Otros productos atractivos para los socios son los préstamos hipotecarios con ofertas con un interés mucho menor que en la banca tradicional. También tiene disponible la posibilidad de refinanciar su propiedad. A esos dos beneficios unió otros productos como las cuentas para niños. También ofrecen una cuenta para jóvenes adultos, en su mayoría universitarios, quienes son relevados de pagar los cargos por servicios.

Colón Robles destacó que hace varias décadas muchas personas no se hacían socios de las cooperativas por temor a que para realizar una transacción tenían que visitar la sucursal.

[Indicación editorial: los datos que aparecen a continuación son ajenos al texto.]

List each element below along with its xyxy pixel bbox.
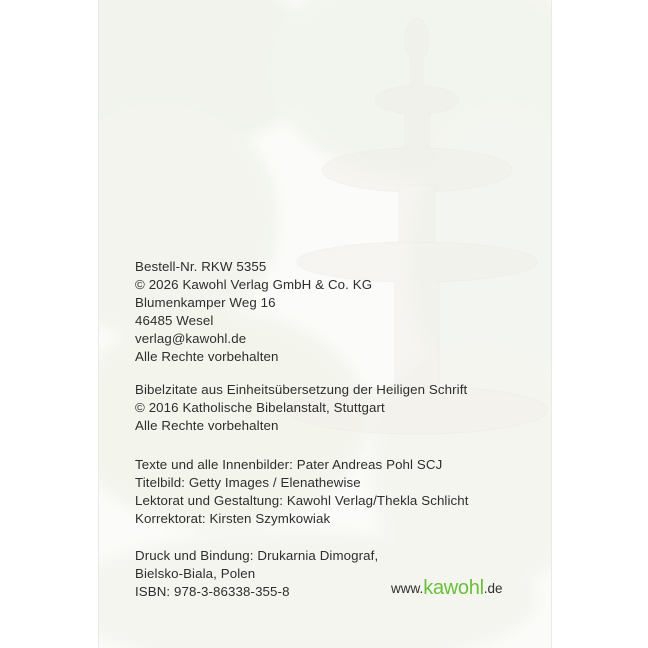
bible-source: Bibelzitate aus Einheitsübersetzung der Heiligen Schrift bbox=[135, 382, 468, 397]
credit-cover: Titelbild: Getty Images / Elenathewise bbox=[135, 475, 361, 490]
website-suffix: .de bbox=[483, 581, 503, 596]
printer: Druck und Bindung: Drukarnia Dimograf, bbox=[135, 548, 379, 563]
website-logo bbox=[391, 576, 503, 599]
bible-copyright: © 2016 Katholische Bibelanstalt, Stuttgart bbox=[135, 400, 385, 415]
email-address: verlag@kawohl.de bbox=[135, 331, 247, 346]
copyright-publisher: © 2026 Kawohl Verlag GmbH & Co. KG bbox=[135, 277, 373, 292]
credit-editing: Lektorat und Gestaltung: Kawohl Verlag/Thekla Schlicht bbox=[135, 493, 469, 508]
website-prefix: www. bbox=[391, 581, 424, 596]
credit-proofreading: Korrektorat: Kirsten Szymkowiak bbox=[135, 511, 331, 526]
imprint-page bbox=[98, 0, 552, 648]
credits-info bbox=[135, 456, 469, 528]
publisher-info bbox=[135, 258, 372, 366]
kawohl-brand-logo: kawohl bbox=[423, 577, 484, 599]
bible-citation-info bbox=[135, 381, 467, 435]
printer-location: Bielsko-Biala, Polen bbox=[135, 566, 256, 581]
bible-rights-reserved: Alle Rechte vorbehalten bbox=[135, 418, 279, 433]
isbn: ISBN: 978-3-86338-355-8 bbox=[135, 584, 290, 599]
street-address: Blumenkamper Weg 16 bbox=[135, 295, 276, 310]
order-number: Bestell-Nr. RKW 5355 bbox=[135, 259, 267, 274]
print-info bbox=[135, 547, 378, 601]
credit-texts: Texte und alle Innenbilder: Pater Andreas Pohl SCJ bbox=[135, 457, 443, 472]
postal-city: 46485 Wesel bbox=[135, 313, 214, 328]
rights-reserved: Alle Rechte vorbehalten bbox=[135, 349, 279, 364]
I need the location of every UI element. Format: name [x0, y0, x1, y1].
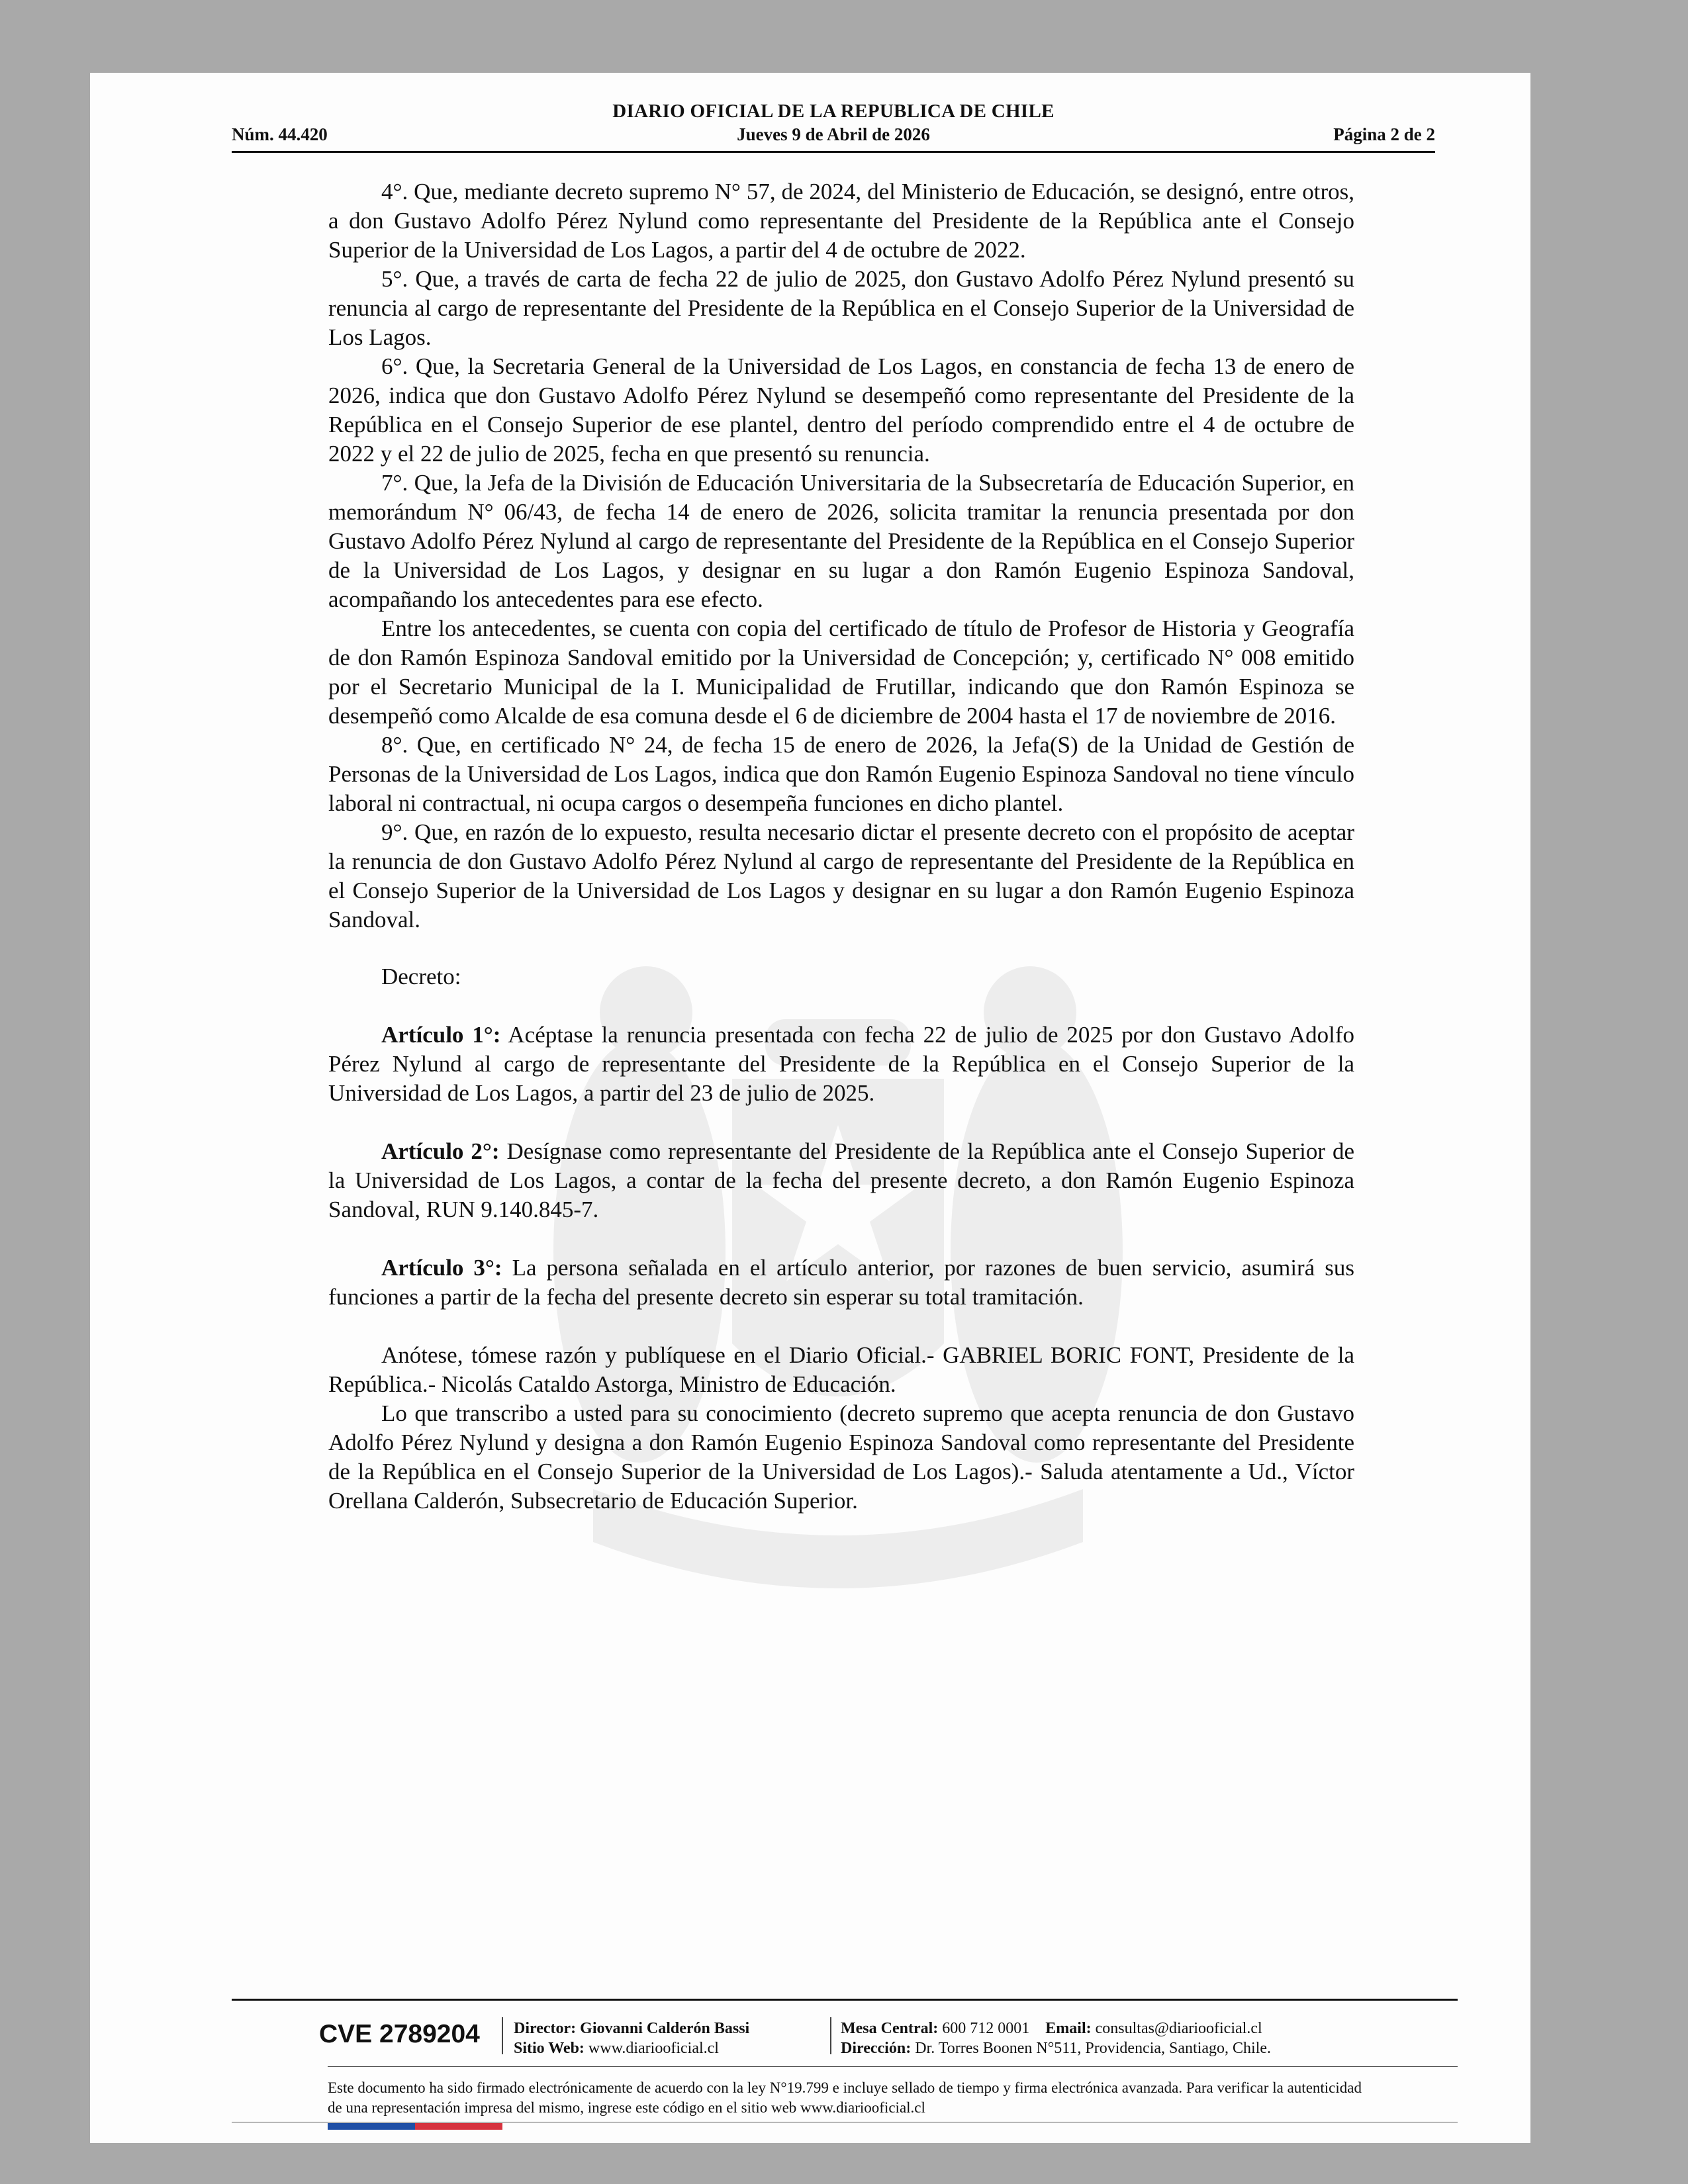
- footer-divider: [328, 2066, 1458, 2067]
- considerando-9: 9°. Que, en razón de lo expuesto, resulta necesario dictar el presente decreto con el propósito de aceptar la renuncia de don Gustavo Adolfo Pérez Nylund al cargo de representante del Presidente de la República en el Consejo Superior de la Universidad de Los Lagos y designar en su lugar a don Ramón Eugenio Espinoza Sandoval.: [328, 819, 1354, 933]
- page-header: [232, 87, 1435, 153]
- article-3-text: La persona señalada en el artículo anterior, por razones de buen servicio, asumirá sus funciones a partir de la fecha del presente decreto sin esperar su total tramitación.: [328, 1255, 1354, 1310]
- article-2-text: Desígnase como representante del Presidente de la República ante el Consejo Superior de la Universidad de Los Lagos, a contar de la fecha del presente decreto, a don Ramón Eugenio Espinoza Sandoval, RUN 9.140.845-7.: [328, 1138, 1354, 1222]
- director-label: Director:: [514, 2020, 577, 2037]
- footer-separator: [830, 2017, 831, 2054]
- page-number: Página 2 de 2: [1333, 124, 1435, 144]
- considerando-7: 7°. Que, la Jefa de la División de Educación Universitaria de la Subsecretaría de Educación Superior, en memorándum N° 06/43, de fecha 14 de enero de 2026, solicita tramitar la renuncia presentada por don Gustavo Adolfo Pérez Nylund al cargo de representante del Presidente de la República en el Consejo Superior de la Universidad de Los Lagos, y designar en su lugar a don Ramón Eugenio Espinoza Sandoval, acompañando los antecedentes para ese efecto.: [328, 470, 1354, 612]
- closing-signatures: Anótese, tómese razón y publíquese en el Diario Oficial.- GABRIEL BORIC FONT, Presidente de la República.- Nicolás Cataldo Astorga, Ministro de Educación.: [328, 1342, 1354, 1397]
- website-link[interactable]: www.diariooficial.cl: [588, 2040, 719, 2057]
- publication-title: DIARIO OFICIAL DE LA REPUBLICA DE CHILE: [612, 101, 1055, 122]
- phone-value: 600 712 0001: [942, 2020, 1030, 2037]
- flag-stripe-red: [415, 2123, 502, 2130]
- address-value: Dr. Torres Boonen N°511, Providencia, Santiago, Chile.: [915, 2040, 1272, 2057]
- email-label: Email:: [1045, 2020, 1092, 2037]
- article-3-label: Artículo 3°:: [381, 1255, 502, 1281]
- article-3: [328, 1253, 1354, 1312]
- publication-date: Jueves 9 de Abril de 2026: [737, 124, 930, 144]
- electronic-signature-notice: Este documento ha sido firmado electrónicamente de acuerdo con la ley N°19.799 e incluye sellado de tiempo y firma electrónica avanzada. Para verificar la autenticidad de una representación impresa del mismo, ingrese este código en el sitio web www.diariooficial.cl: [328, 2079, 1362, 2116]
- considerando-4: 4°. Que, mediante decreto supremo N° 57, de 2024, del Ministerio de Educación, se designó, entre otros, a don Gustavo Adolfo Pérez Nylund como representante del Presidente de la República ante el Consejo Superior de la Universidad de Los Lagos, a partir del 4 de octubre de 2022.: [328, 179, 1354, 263]
- email-link[interactable]: consultas@diariooficial.cl: [1095, 2020, 1262, 2037]
- antecedentes-paragraph: Entre los antecedentes, se cuenta con copia del certificado de título de Profesor de Historia y Geografía de don Ramón Espinoza Sandoval emitido por la Universidad de Concepción; y, certificado N° 008 emitido por el Secretario Municipal de la I. Municipalidad de Frutillar, indicando que don Ramón Espinoza se desempeñó como Alcalde de esa comuna desde el 6 de diciembre de 2004 hasta el 17 de noviembre de 2016.: [328, 615, 1354, 729]
- director-name: Giovanni Calderón Bassi: [580, 2020, 750, 2037]
- decree-body: [328, 177, 1354, 1516]
- website-label: Sitio Web:: [514, 2040, 585, 2057]
- footer-separator: [502, 2017, 503, 2054]
- issue-number: Núm. 44.420: [232, 124, 328, 144]
- considerando-8: 8°. Que, en certificado N° 24, de fecha 15 de enero de 2026, la Jefa(S) de la Unidad de Gestión de Personas de la Universidad de Los Lagos, indica que don Ramón Eugenio Espinoza Sandoval no tiene vínculo laboral ni contractual, ni ocupa cargos o desempeña funciones en dicho plantel.: [328, 732, 1354, 816]
- flag-stripe-blue: [328, 2123, 415, 2130]
- article-2: [328, 1137, 1354, 1224]
- closing-transcription: Lo que transcribo a usted para su conocimiento (decreto supremo que acepta renuncia de don Gustavo Adolfo Pérez Nylund y designa a don Ramón Eugenio Espinoza Sandoval como representante del Presidente de la República en el Consejo Superior de la Universidad de Los Lagos).- Saluda atentamente a Ud., Víctor Orellana Calderón, Subsecretario de Educación Superior.: [328, 1400, 1354, 1514]
- considerando-6: 6°. Que, la Secretaria General de la Universidad de Los Lagos, en constancia de fecha 13 de enero de 2026, indica que don Gustavo Adolfo Pérez Nylund se desempeñó como representante del Presidente de la República en el Consejo Superior de ese plantel, dentro del período comprendido entre el 4 de octubre de 2022 y el 22 de julio de 2025, fecha en que presentó su renuncia.: [328, 353, 1354, 467]
- article-1-text: Acéptase la renuncia presentada con fecha 22 de julio de 2025 por don Gustavo Adolfo Pérez Nylund al cargo de representante del Presidente de la República en el Consejo Superior de la Universidad de Los Lagos, a partir del 23 de julio de 2025.: [328, 1022, 1354, 1106]
- address-label: Dirección:: [841, 2040, 912, 2057]
- decreto-heading: Decreto:: [381, 964, 461, 989]
- document-page: [90, 73, 1530, 2143]
- article-1-label: Artículo 1°:: [381, 1022, 501, 1048]
- phone-label: Mesa Central:: [841, 2020, 939, 2037]
- footer-contact-block: [841, 2019, 1271, 2058]
- page-footer: [232, 1999, 1458, 2116]
- footer-director-block: [514, 2019, 749, 2058]
- article-2-label: Artículo 2°:: [381, 1138, 500, 1164]
- article-1: [328, 1021, 1354, 1108]
- footer-divider: [232, 1999, 1458, 2001]
- cve-code: CVE 2789204: [319, 2020, 480, 2048]
- considerando-5: 5°. Que, a través de carta de fecha 22 de julio de 2025, don Gustavo Adolfo Pérez Nylund presentó su renuncia al cargo de representante del Presidente de la República en el Consejo Superior de la Universidad de Los Lagos.: [328, 266, 1354, 350]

Ahora, el que una cooperativa pertenezca al Circuito Cooperativo permite que los socios puedan utilizar cientos de ATH que hay en toda la Isla.

“Tenemos sobre 70 sucursales a través de todo Puerto Rico en las que puedes entrar y hacer sus transacciones como si estuviese aquí. Tenemos acceso a sobre 200 cajeros automáticos en toda la isla donde los socios pueden extraer su dinero sin que le cobren cargos”, destacó.

Ese servicio está disponible en sobre 5,500 sucursales a través de Estados Unidos y el Mundo.

“El movimiento cooperativo es del socio, es del pueblo y para eso es que estamos aquí. Nosotros creemos en darle ese servicio al cliente bien personalizado”, afirmó el Director Ejecutivo de MacCoop.